Le nouveau système d'encadrement des bonus des opérateurs de marchés et des dirigeants de
banque découlant du dernier sommet du G20 est opérationnel en France, depuis sa publication au journal officiel hier. Le respect de ces règles est contrôlé par la Commission Bancaire.
Désormais, les rémunérations garanties au-delà d'un an sont bannies, et le versement du bonus est conditionné à des critères de performance et soumis à un fractionnement sur plusieurs années. En outre, une fraction importante des rémunérations variables doit être payée sous la forme d'actions qui doivent être détenues pendant une période minimale.
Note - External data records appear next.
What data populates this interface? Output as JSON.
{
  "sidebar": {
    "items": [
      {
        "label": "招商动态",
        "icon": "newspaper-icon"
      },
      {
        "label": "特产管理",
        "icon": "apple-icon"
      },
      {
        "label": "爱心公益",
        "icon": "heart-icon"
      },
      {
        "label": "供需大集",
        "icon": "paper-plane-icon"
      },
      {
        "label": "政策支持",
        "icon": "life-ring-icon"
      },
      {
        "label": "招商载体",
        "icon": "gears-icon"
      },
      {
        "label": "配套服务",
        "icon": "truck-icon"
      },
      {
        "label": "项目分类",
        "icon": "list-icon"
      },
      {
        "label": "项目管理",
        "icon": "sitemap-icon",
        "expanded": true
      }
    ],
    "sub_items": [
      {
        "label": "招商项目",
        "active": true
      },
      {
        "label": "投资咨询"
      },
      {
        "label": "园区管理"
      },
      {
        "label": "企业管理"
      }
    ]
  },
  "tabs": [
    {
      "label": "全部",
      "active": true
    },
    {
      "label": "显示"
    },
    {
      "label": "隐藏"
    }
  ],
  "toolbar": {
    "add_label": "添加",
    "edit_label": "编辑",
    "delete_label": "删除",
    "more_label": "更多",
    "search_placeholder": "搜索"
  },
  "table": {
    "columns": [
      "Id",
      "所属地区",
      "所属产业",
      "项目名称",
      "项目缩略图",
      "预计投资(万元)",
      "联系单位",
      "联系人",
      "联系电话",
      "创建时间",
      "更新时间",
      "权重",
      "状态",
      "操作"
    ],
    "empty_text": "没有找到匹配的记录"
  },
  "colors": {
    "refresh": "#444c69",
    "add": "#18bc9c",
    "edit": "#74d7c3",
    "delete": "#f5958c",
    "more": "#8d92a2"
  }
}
Bercy précise que l'arrêté introduit le principe d'un "malus" qui dispose qu'en cas de pertes de l'activité considérée, la rémunération doit être réduite ou ne pas être versée (il s'agit donc d'un "non-bonus" et pas d'un malus).
La nouvelle réglementation passe aussi par davantage de transparence, en ce qu'elle impose aux banques une publication annuelle des données quantitatives sur les rémunérations versées aux dirigeants d'une part et aux opérateurs de marché d'autre part. Ces données comprennent notamment les montants des rémunérations avec la répartition entre part fixe et part variable, la part actions et le nombre de bénéficiaires. Elles comprennent également les montants des rémunérations variables avec la répartition entre part différée et non différée et entre part acquise et non acquise.
Bercy précise en outre que le président de la Fédération Bancaire Française, Baudouin Prot, a remis à Christine Lagarde des normes professionnelles relatives à la rémunération des professionnels de marché et des principaux dirigeants des banques, qui viennent compléter l'arrêté. Elles précisent que les rémunérations variables différées devront représenter au moins 50% des rémunérations variables. Elles devront être différées sur au moins 3 années après l'année du paiement. Pour les rémunérations variables les plus élevées, le montant de la fraction différée devra représenter au moins 60% de la rémunération variable. Les rémunérations variables attribuées sous forme d'actions devront représenter au moins 50% des rémunérations variables. Les actions devront être détenues pendant une période d'au moins 2 ans.